Stable Isotopes by FTIR

Chemical and biological processes in nature, such as respiration, photosynthesis and atmospheric chemical reactions, often discriminate between different isotopes in the chemical species concerned. For example photosynthesis discriminates against the heavy ¹³C isotope, and plant matter and respired CO₂ is therefore depleted in ¹³C relative to the atmosphere. Careful analysis of the isotopic composition of atmospheric trace gases can thus provide very valuable information on the sources and sinks of the gases concerned because each natural process leaves its isotopic "signature" in the gases it produces.
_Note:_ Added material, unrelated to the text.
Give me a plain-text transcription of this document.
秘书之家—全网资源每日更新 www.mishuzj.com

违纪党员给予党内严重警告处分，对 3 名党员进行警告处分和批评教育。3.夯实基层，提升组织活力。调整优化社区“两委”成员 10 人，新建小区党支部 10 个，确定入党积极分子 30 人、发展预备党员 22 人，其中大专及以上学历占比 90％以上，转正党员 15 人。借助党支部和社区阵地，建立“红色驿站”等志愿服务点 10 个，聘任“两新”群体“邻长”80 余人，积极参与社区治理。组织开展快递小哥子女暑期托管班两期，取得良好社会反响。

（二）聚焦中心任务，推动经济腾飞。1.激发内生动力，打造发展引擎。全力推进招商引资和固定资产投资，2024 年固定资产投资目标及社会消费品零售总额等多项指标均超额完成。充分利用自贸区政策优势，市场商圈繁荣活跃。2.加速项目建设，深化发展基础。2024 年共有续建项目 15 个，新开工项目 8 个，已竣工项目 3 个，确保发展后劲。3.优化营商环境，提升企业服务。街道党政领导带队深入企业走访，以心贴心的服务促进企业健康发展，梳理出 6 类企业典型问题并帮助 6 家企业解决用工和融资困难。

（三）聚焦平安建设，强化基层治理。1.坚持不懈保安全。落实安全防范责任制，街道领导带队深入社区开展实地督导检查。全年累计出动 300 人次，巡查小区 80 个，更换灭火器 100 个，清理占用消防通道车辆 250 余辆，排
High resolution FTIR spectroscopy can also discern the different isotopic components of trace gases and in certain cases avoid these limitations. The molecular spectroscopic properties of e.g. ¹⁵N¹⁴N¹⁶O are different from ¹⁴N¹⁵N¹⁶O and are thus two different species to the spectroscopist. In very recent research, we have begun to investigate the use of high resolution FTIR spectroscopy for isotopic analyses of gases which can either not be easily measured or not at all be measured by mass spectrometry. These include measurements of isotope ratios such as ¹⁷O/¹⁶O and ²H/¹H which are masked by ¹³C/¹²C in mass spectrometric measurements. Our current focus is on ¹⁵N₂O and CH₃D. In other studies we have used low resolution FTIR spectroscopy to determine ¹³C/¹²C ratios in air samples as a considerably cheaper and more convenient alternative to isotope ratio mass spectrometry.